Au terme de ces développements,
l'affirmation d'un principe d'indépendance des magistrats du Parquet ne semble
pas sans conteste ; la consécration d'un principe inverse, doté quant à lui de
véritables fondements constitutionnels, disposant de l'avantage indéniable de priver
d'intérêt la question de constitutionnalité ici posée au Conseil. Ce dernier a
toutefois choisi d'ouvrir la "porte étroite" de son contrôle, pour
mieux, il est vrai, la refermer brusquement au nez des requérants.

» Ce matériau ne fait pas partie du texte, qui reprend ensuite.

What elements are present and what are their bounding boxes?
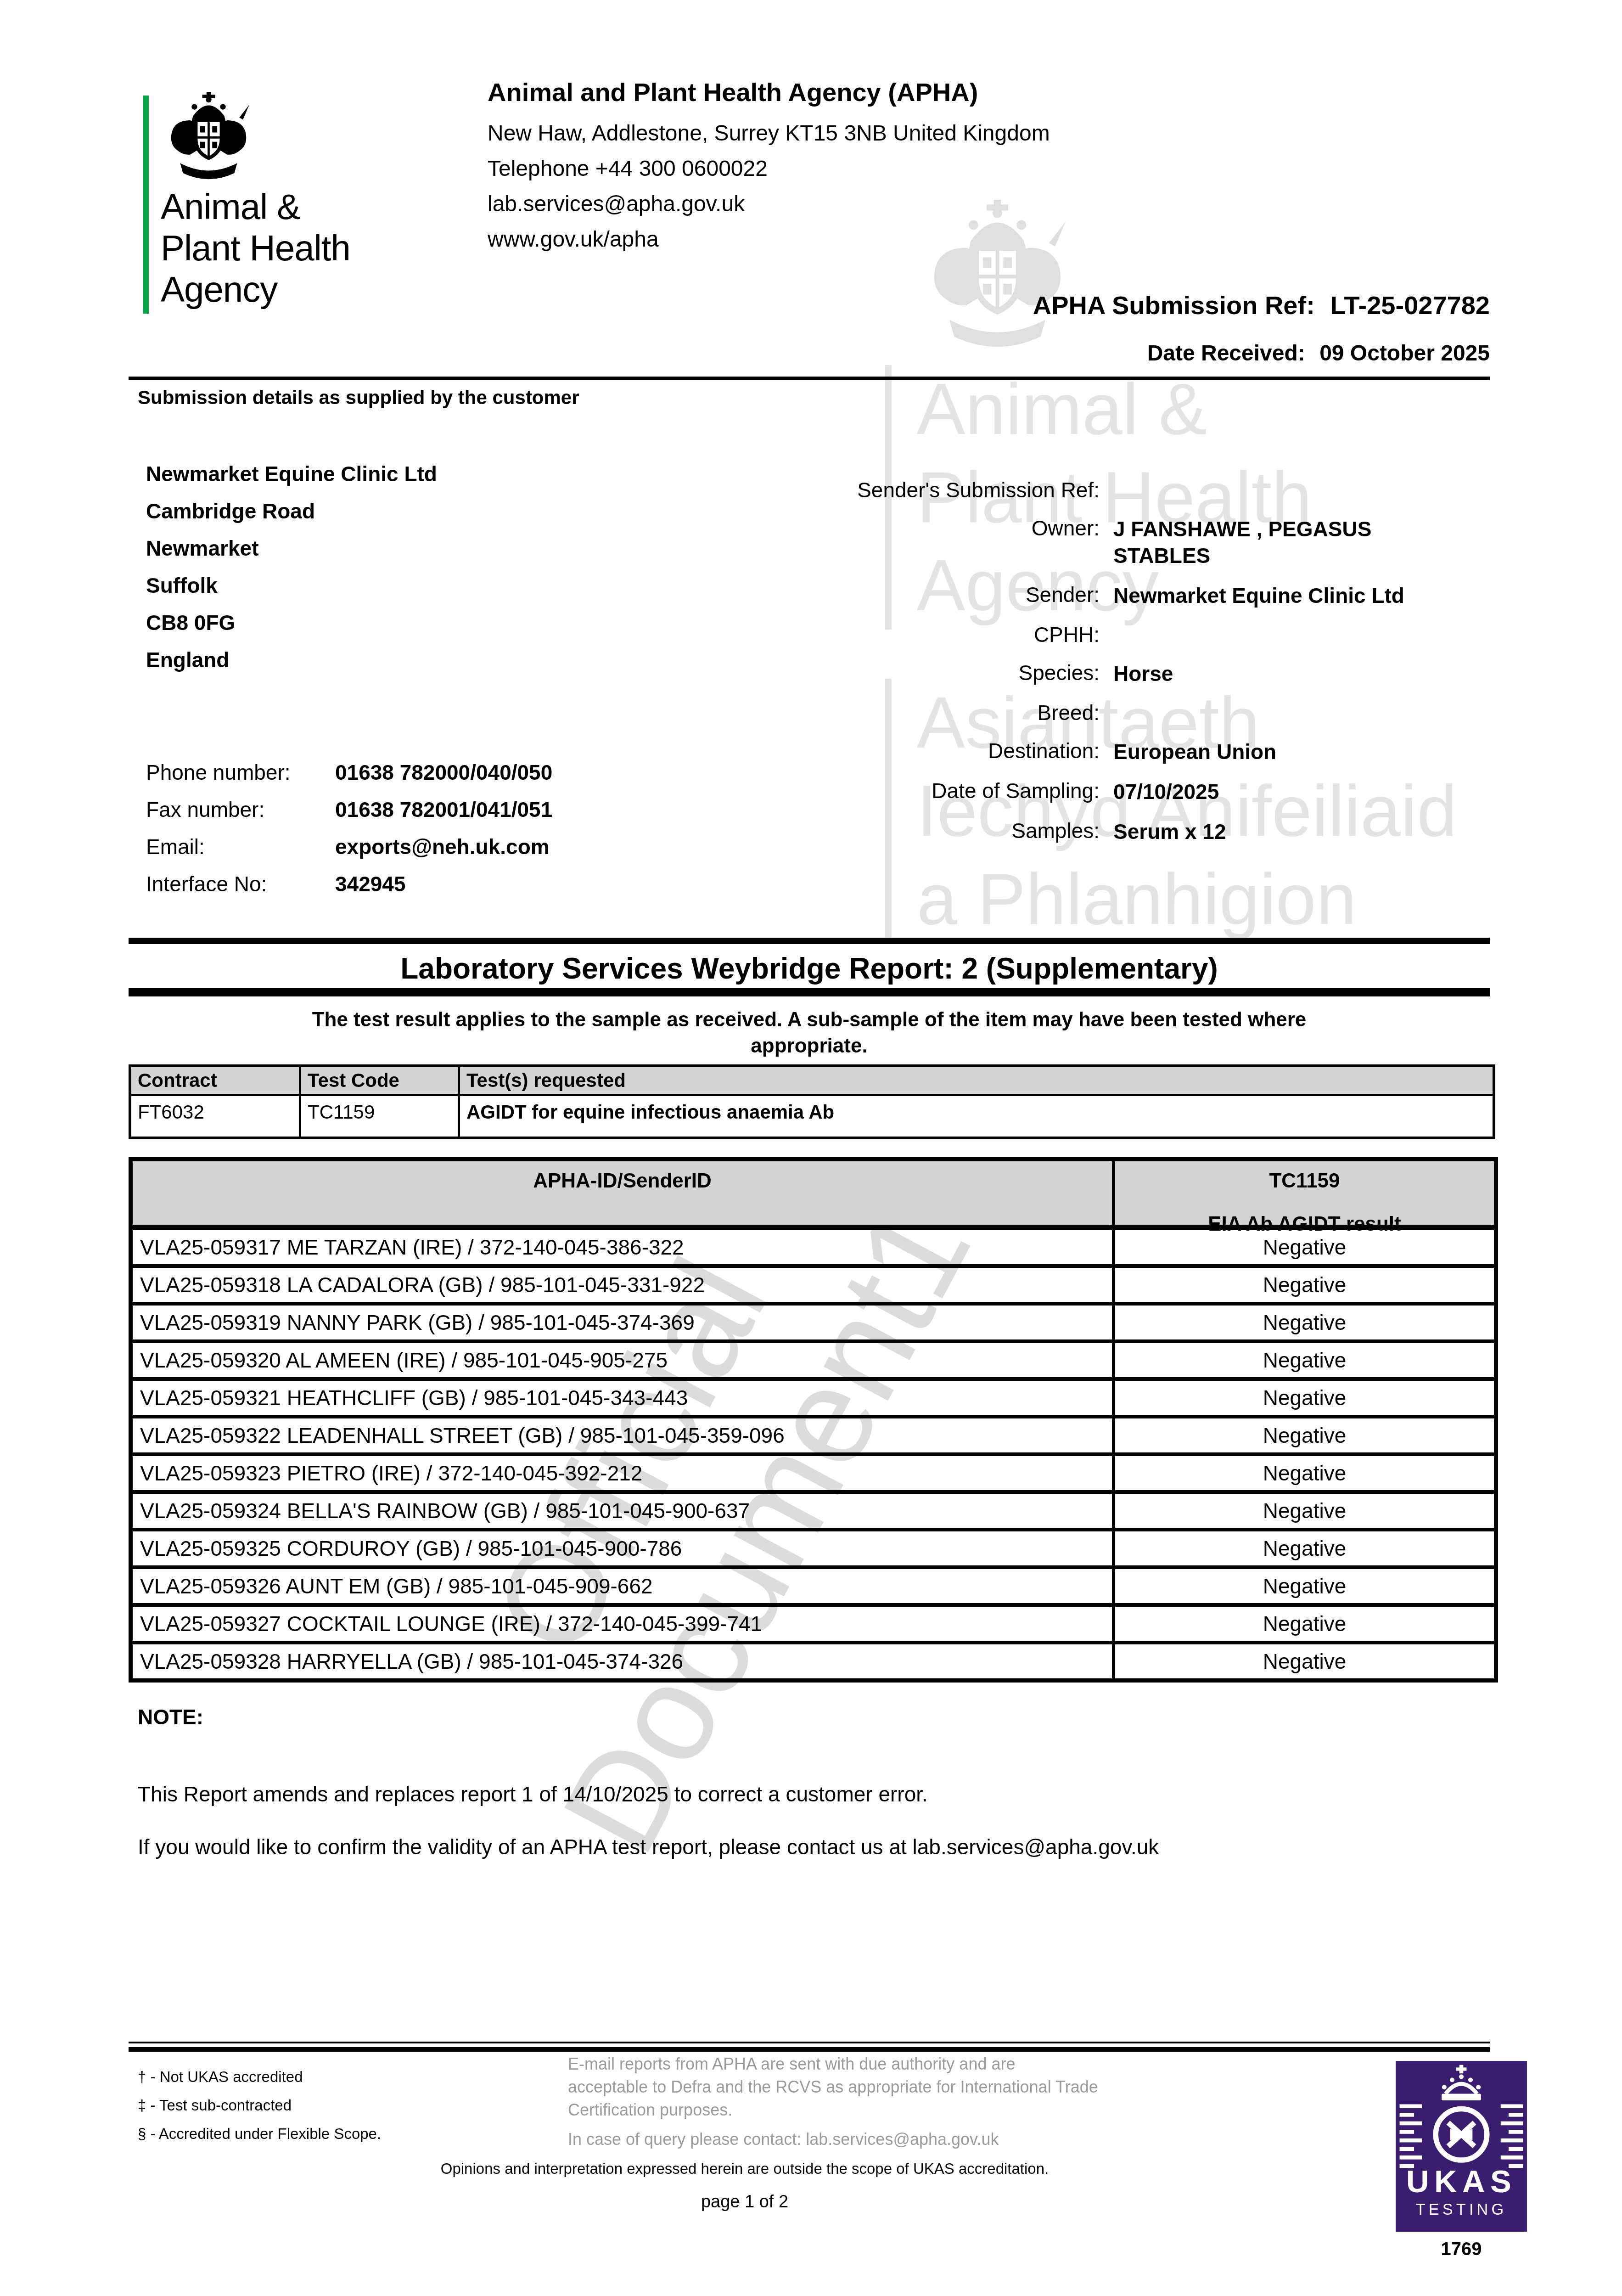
opinions-disclaimer: Opinions and interpretation expressed he… [129, 2160, 1361, 2178]
acc-line: § - Accredited under Flexible Scope. [138, 2120, 381, 2148]
royal-crest-icon [162, 92, 256, 186]
c-label: Email: [146, 828, 335, 866]
addr-line-text: Newmarket [146, 530, 437, 567]
addr-line: Newmarket Equine Clinic Ltd [146, 456, 437, 493]
rt-result: Negative [1112, 1456, 1494, 1490]
ukas-type: TESTING [1416, 2201, 1507, 2218]
wm-line: a Phlanhigion [917, 855, 1457, 943]
rt-row: VLA25-059328 HARRYELLA (GB) / 985-101-04… [133, 1641, 1494, 1678]
d-label: Breed: [652, 700, 1100, 725]
d-value: Newmarket Equine Clinic Ltd [1113, 582, 1462, 609]
logo-line-text: Plant Health [161, 227, 350, 269]
addr-line: England [146, 642, 437, 679]
detail-row: Sender's Submission Ref: [652, 478, 1490, 502]
d-value: Serum x 12 [1113, 818, 1462, 845]
date-received-label: Date Received: [1147, 341, 1305, 366]
d-label: Species: [652, 660, 1100, 687]
agency-contact-block: New Haw, Addlestone, Surrey KT15 3NB Uni… [488, 116, 1050, 257]
addr-line-text: England [146, 642, 437, 679]
ukas-name: UKAS [1406, 2164, 1516, 2199]
agency-logo-text: Animal &Plant HealthAgency [161, 186, 350, 310]
contract-table-header-row: Contract Test Code Test(s) requested [131, 1067, 1493, 1096]
notice-line: Certification purposes. [568, 2099, 1211, 2122]
rt-result: Negative [1112, 1644, 1494, 1678]
email-authority-notice: E-mail reports from APHA are sent with d… [568, 2053, 1211, 2122]
notice-line: acceptable to Defra and the RCVS as appr… [568, 2076, 1211, 2099]
acc-line: † - Not UKAS accredited [138, 2063, 381, 2091]
ukas-accreditation-number: 1769 [1396, 2239, 1527, 2260]
c-label: Phone number: [146, 754, 335, 791]
rt-id: VLA25-059326 AUNT EM (GB) / 985-101-045-… [133, 1569, 1112, 1603]
rt-id: VLA25-059320 AL AMEEN (IRE) / 985-101-04… [133, 1343, 1112, 1377]
agency-telephone: Telephone +44 300 0600022 [488, 151, 1050, 186]
rt-row: VLA25-059324 BELLA'S RAINBOW (GB) / 985-… [133, 1490, 1494, 1528]
apha-lab-report-page: Animal &Plant HealthAgency AsiantaethIec… [0, 0, 1622, 2296]
acc-line-text: † - Not UKAS accredited [138, 2063, 381, 2091]
d-label: Samples: [652, 818, 1100, 845]
d-label: CPHH: [652, 622, 1100, 647]
column-header-result: TC1159 EIA Ab AGIDT result [1112, 1161, 1494, 1225]
logo-line: Animal & [161, 186, 350, 227]
addr-line: Suffolk [146, 567, 437, 604]
rt-result: Negative [1112, 1268, 1494, 1302]
rt-result: Negative [1112, 1381, 1494, 1415]
report-subtitle-line: appropriate. [129, 1033, 1490, 1059]
d-label: Owner: [652, 516, 1100, 569]
footer-rule-thin [129, 2042, 1490, 2043]
d-label: Sender: [652, 582, 1100, 609]
contact-row: Interface No:342945 [146, 866, 552, 903]
detail-row: Species:Horse [652, 660, 1490, 687]
logo-line: Agency [161, 269, 350, 310]
customer-address-block: Newmarket Equine Clinic LtdCambridge Roa… [146, 456, 437, 679]
d-value: European Union [1113, 738, 1462, 765]
rt-id: VLA25-059327 COCKTAIL LOUNGE (IRE) / 372… [133, 1607, 1112, 1641]
d-value: Horse [1113, 660, 1462, 687]
date-received-value: 09 October 2025 [1319, 341, 1490, 366]
rt-id: VLA25-059317 ME TARZAN (IRE) / 372-140-0… [133, 1230, 1112, 1264]
rt-row: VLA25-059325 CORDUROY (GB) / 985-101-045… [133, 1528, 1494, 1565]
d-value [1113, 700, 1462, 725]
c-value: exports@neh.uk.com [335, 828, 550, 866]
contract-table: Contract Test Code Test(s) requested FT6… [129, 1064, 1495, 1139]
addr-line-text: Cambridge Road [146, 493, 437, 530]
contact-row: Phone number:01638 782000/040/050 [146, 754, 552, 791]
detail-row: CPHH: [652, 622, 1490, 647]
acc-line-text: § - Accredited under Flexible Scope. [138, 2120, 381, 2148]
detail-row: Destination:European Union [652, 738, 1490, 765]
c-value: 342945 [335, 866, 406, 903]
c-label: Interface No: [146, 866, 335, 903]
rt-row: VLA25-059317 ME TARZAN (IRE) / 372-140-0… [133, 1230, 1494, 1264]
logo-line-text: Agency [161, 269, 350, 310]
contact-row: Email:exports@neh.uk.com [146, 828, 552, 866]
contact-row: Fax number:01638 782001/041/051 [146, 791, 552, 828]
detail-row: Owner:J FANSHAWE , PEGASUS STABLES [652, 516, 1490, 569]
rt-row: VLA25-059321 HEATHCLIFF (GB) / 985-101-0… [133, 1377, 1494, 1415]
header-divider [129, 377, 1490, 380]
rt-id: VLA25-059322 LEADENHALL STREET (GB) / 98… [133, 1418, 1112, 1452]
submission-ref-line: APHA Submission Ref: LT-25-027782 [872, 290, 1490, 320]
d-value [1113, 478, 1462, 502]
results-table: APHA-ID/SenderID TC1159 EIA Ab AGIDT res… [129, 1157, 1498, 1683]
banner-rule-top [129, 938, 1490, 944]
query-contact-line: In case of query please contact: lab.ser… [568, 2130, 1257, 2149]
c-value: 01638 782000/040/050 [335, 754, 552, 791]
amendment-note: This Report amends and replaces report 1… [138, 1782, 928, 1806]
banner-rule-bottom [129, 988, 1490, 996]
rt-row: VLA25-059322 LEADENHALL STREET (GB) / 98… [133, 1415, 1494, 1452]
contract-cell: FT6032 [131, 1096, 299, 1137]
rt-id: VLA25-059323 PIETRO (IRE) / 372-140-045-… [133, 1456, 1112, 1490]
addr-line: Cambridge Road [146, 493, 437, 530]
rt-result: Negative [1112, 1531, 1494, 1565]
addr-line: CB8 0FG [146, 604, 437, 642]
footer-rule-thick [129, 2047, 1490, 2052]
rt-id: VLA25-059325 CORDUROY (GB) / 985-101-045… [133, 1531, 1112, 1565]
accreditation-key-list: † - Not UKAS accredited‡ - Test sub-cont… [138, 2063, 381, 2148]
report-subtitle-line: The test result applies to the sample as… [129, 1007, 1490, 1033]
submission-detail-list: Sender's Submission Ref:Owner:J FANSHAWE… [652, 478, 1490, 858]
rt-result: Negative [1112, 1306, 1494, 1339]
rt-id: VLA25-059324 BELLA'S RAINBOW (GB) / 985-… [133, 1494, 1112, 1528]
rt-result: Negative [1112, 1607, 1494, 1641]
results-table-header-row: APHA-ID/SenderID TC1159 EIA Ab AGIDT res… [133, 1161, 1494, 1230]
agency-website: www.gov.uk/apha [488, 222, 1050, 257]
report-subtitle: The test result applies to the sample as… [129, 1007, 1490, 1059]
rt-id: VLA25-059321 HEATHCLIFF (GB) / 985-101-0… [133, 1381, 1112, 1415]
rt-row: VLA25-059327 COCKTAIL LOUNGE (IRE) / 372… [133, 1603, 1494, 1641]
rt-id: VLA25-059328 HARRYELLA (GB) / 985-101-04… [133, 1644, 1112, 1678]
c-value: 01638 782001/041/051 [335, 791, 552, 828]
acc-line: ‡ - Test sub-contracted [138, 2091, 381, 2120]
submission-ref-value: LT-25-027782 [1330, 291, 1490, 320]
d-label: Destination: [652, 738, 1100, 765]
rt-result: Negative [1112, 1494, 1494, 1528]
report-title: Laboratory Services Weybridge Report: 2 … [129, 951, 1490, 985]
agency-email: lab.services@apha.gov.uk [488, 186, 1050, 222]
results-table-body: VLA25-059317 ME TARZAN (IRE) / 372-140-0… [133, 1230, 1494, 1678]
notice-line: E-mail reports from APHA are sent with d… [568, 2053, 1211, 2076]
customer-contact-list: Phone number:01638 782000/040/050Fax num… [146, 754, 552, 903]
ukas-testing-logo: UKAS TESTING [1396, 2061, 1527, 2232]
column-header: Test Code [299, 1067, 458, 1094]
submission-ref-label: APHA Submission Ref: [1033, 291, 1315, 320]
tests-requested-cell: AGIDT for equine infectious anaemia Ab [458, 1096, 1493, 1137]
rt-result: Negative [1112, 1569, 1494, 1603]
submission-section-heading: Submission details as supplied by the cu… [138, 387, 579, 409]
wm-line-text: a Phlanhigion [917, 855, 1457, 943]
detail-row: Samples:Serum x 12 [652, 818, 1490, 845]
rt-result: Negative [1112, 1343, 1494, 1377]
validity-note: If you would like to confirm the validit… [138, 1835, 1159, 1859]
rt-row: VLA25-059318 LA CADALORA (GB) / 985-101-… [133, 1264, 1494, 1302]
rt-result: Negative [1112, 1418, 1494, 1452]
acc-line-text: ‡ - Test sub-contracted [138, 2091, 381, 2120]
rt-row: VLA25-059326 AUNT EM (GB) / 985-101-045-… [133, 1565, 1494, 1603]
rt-row: VLA25-059319 NANNY PARK (GB) / 985-101-0… [133, 1302, 1494, 1339]
addr-line-text: Suffolk [146, 567, 437, 604]
rt-id: VLA25-059319 NANNY PARK (GB) / 985-101-0… [133, 1306, 1112, 1339]
column-header: Contract [131, 1067, 299, 1094]
rt-row: VLA25-059320 AL AMEEN (IRE) / 985-101-04… [133, 1339, 1494, 1377]
test-code-cell: TC1159 [299, 1096, 458, 1137]
page-indicator: page 1 of 2 [129, 2192, 1361, 2212]
d-value: J FANSHAWE , PEGASUS STABLES [1113, 516, 1462, 569]
column-header-apha-id: APHA-ID/SenderID [133, 1161, 1112, 1225]
note-heading: NOTE: [138, 1705, 203, 1729]
agency-address: New Haw, Addlestone, Surrey KT15 3NB Uni… [488, 116, 1050, 151]
d-value: 07/10/2025 [1113, 778, 1462, 805]
logo-green-bar [143, 96, 149, 314]
detail-row: Sender:Newmarket Equine Clinic Ltd [652, 582, 1490, 609]
result-test-code: TC1159 [1269, 1170, 1340, 1192]
contract-table-data-row: FT6032 TC1159 AGIDT for equine infectiou… [131, 1096, 1493, 1137]
detail-row: Breed: [652, 700, 1490, 725]
page-title: Animal and Plant Health Agency (APHA) [488, 77, 978, 107]
d-value [1113, 622, 1462, 647]
addr-line-text: CB8 0FG [146, 604, 437, 642]
rt-result: Negative [1112, 1230, 1494, 1264]
rt-id: VLA25-059318 LA CADALORA (GB) / 985-101-… [133, 1268, 1112, 1302]
detail-row: Date of Sampling:07/10/2025 [652, 778, 1490, 805]
d-label: Sender's Submission Ref: [652, 478, 1100, 502]
logo-line-text: Animal & [161, 186, 350, 227]
logo-line: Plant Health [161, 227, 350, 269]
addr-line: Newmarket [146, 530, 437, 567]
d-label: Date of Sampling: [652, 778, 1100, 805]
date-received-line: Date Received: 09 October 2025 [872, 341, 1490, 366]
addr-line-text: Newmarket Equine Clinic Ltd [146, 456, 437, 493]
rt-row: VLA25-059323 PIETRO (IRE) / 372-140-045-… [133, 1452, 1494, 1490]
column-header: Test(s) requested [458, 1067, 1493, 1094]
c-label: Fax number: [146, 791, 335, 828]
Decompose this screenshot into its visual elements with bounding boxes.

II - La conformité de la subordination
hiérarchique des magistrats du Parquet
"Les dispositions contestées
placent les magistrats du Parquet sous l'autorité du Garde des Sceaux, ministre
de la Justice". Par ce considérant lapidaire débute l'examen de
constitutionnalité de l'article 5 de l'ordonnance de 1958, celui-ci semblant
ainsi condamné sans avoir même été jugé. C'était sans compter le souci du
Conseil de ménager quelque effet de surprise à ses lecteurs. Au terme d'un
suspens relativement bref, compte tenu de la sécheresse de la motivation, le
Conseil déclare effectivement cet article conforme à la Constitution, usant
ainsi d'une recette bien connue des auteurs de romans policiers : celui que
tout désigne comme coupable à la première page est, contre toute attente,
reconnu innocent à la dernière. L'entre-deux est souvent de peu d'intérêt pour
le lecteur de ces romans. Rien de tel cependant en l'occurrence, la motivation
de la décision, bien que laconique, étant remarquable à deux égards : quant à
la méthode de contrôle qu'elle révèle, d'une part, et quant à sa teneur,
d'autre part.
Dans la décision commentée, le
contrôle de constitutionnalité des dispositions attaquées tient principalement
en celui de leur environnement juridique. En effet, au lieu de procéder à
l'examen de l'article 5 de l'ordonnance de 1958 en lui-même, le Conseil opte
pour un rappel de l'ensemble des normes infra-constitutionnelles relatives à
l'indépendance des magistrats du Parquet. Précisément, il relève, dans un
premier temps (25), toutes les dispositions légales marquant la dépendance de
ces derniers au pouvoir exécutif : les règles de nomination et de discipline
contenues dans l'ordonnance de 1958 (26) mais aussi celles prévues par le Code
de procédure pénale en matière d'instructions générales de politique pénale émises
par le garde des Sceaux (27).
Puis, dans un second temps, le
Conseil mentionne les textes assurant, au contraire, une indépendance
fonctionnelle aux magistrats du Parquet car prohibant toute instruction du
Garde des Sceaux dans les affaires individuelles (28), garantissant une liberté
de parole aux membres du ministère public (29), soumettant leur action au
principe d'impartialité (30) ou encore leur permettant de décider librement de
l'opportunité des poursuites (31).
Une fois rappelé leur contexte juridique,
le Conseil juge alors que les dispositions contestées ne portent pas une
atteinte disproportionnée au principe d'indépendance des magistrats du Parquet
précédemment dégagé et ne contreviennent, au surplus, à aucun autre des droits
et libertés garantis par la Constitution.